An extraordinary jazz lineup -- trumpeter Dizzy Gillespie, alto saxophonist Benny Carter and pianist Hank Jones -- was made even more extraordinary when Cuban expatriates Paquito D'Rivera and Arturo Sandoval surprised the capacity crowd at Baird Auditorium Friday night. Capping its 25th-anniversary celebration, the Smithsonian Resident Associate Program awarded the James Smithson Medal for distinguished achievement in the arts to Gillespie, Carter and Jones; this was one awards show that was neither too long nor too stuffy. All three honorees, in fact, saw to it that the evening was marked not only by wonderful performances, but by almost as much laughter as applause.
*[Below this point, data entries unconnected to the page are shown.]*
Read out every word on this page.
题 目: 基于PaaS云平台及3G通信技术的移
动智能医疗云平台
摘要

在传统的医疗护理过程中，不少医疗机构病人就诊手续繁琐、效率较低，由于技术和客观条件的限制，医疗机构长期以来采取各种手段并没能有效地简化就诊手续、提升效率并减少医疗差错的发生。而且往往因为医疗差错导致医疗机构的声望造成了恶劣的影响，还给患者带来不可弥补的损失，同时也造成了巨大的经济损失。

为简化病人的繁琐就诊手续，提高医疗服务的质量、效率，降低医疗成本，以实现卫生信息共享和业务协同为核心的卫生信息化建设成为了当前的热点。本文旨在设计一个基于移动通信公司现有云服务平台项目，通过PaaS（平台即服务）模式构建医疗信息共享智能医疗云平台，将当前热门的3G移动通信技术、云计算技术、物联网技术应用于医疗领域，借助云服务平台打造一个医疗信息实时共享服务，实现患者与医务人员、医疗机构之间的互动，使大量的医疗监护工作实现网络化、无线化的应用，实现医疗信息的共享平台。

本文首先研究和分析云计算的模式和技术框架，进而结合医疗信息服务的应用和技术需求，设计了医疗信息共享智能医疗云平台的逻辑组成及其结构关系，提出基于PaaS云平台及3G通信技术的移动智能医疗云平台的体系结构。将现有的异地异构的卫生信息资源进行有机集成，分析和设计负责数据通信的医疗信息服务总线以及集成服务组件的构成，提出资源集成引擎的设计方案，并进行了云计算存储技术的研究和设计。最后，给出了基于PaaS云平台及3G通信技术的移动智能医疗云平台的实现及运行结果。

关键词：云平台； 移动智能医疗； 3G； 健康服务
Gillespie, of course, led the way when it came to mischievously delighting the crowd. Following a lovely and sensuous duet of "Evening Star" by Carter and Jones, he presented a solitary rose to each (and, in turn, received a kiss on the cheek from Carter). When Sandoval, who can hit notes on the trumpet that only Benji can hear, began to demonstrate his awesome range, Gillespie stopped him, scolded him and eventually walked him offstage. (The two quickly returned, however, arm in arm, all smiles.) And once the Smithson medal and ribbon were lowered over his beret, Gillespie truly savored the last laugh. Head down but chest proudly inflated, he strolled to and fro looking like a cross between a hipster and a peacock.
The camaraderie between Gillespie, Carter and Jones was evident throughout a series of bop and pop tunes. The horns would either divide the melodies into halves, as on "Another Time, Another Place," or act as foils for each other, with Gillespie's tartness frequently setting off Carter's elegance. Jones couldn't resist tickling his mates with quixotic flights in the midst of otherwise thoughtful or romantic improvisations, and the cameos by Sandoval and D'Rivera (who played both alto sax and an exceptionally supple and sweet-toned clarinet) underscored the great contributions Gillespie has made toward popularizing Afro-Cuban jazz around the world.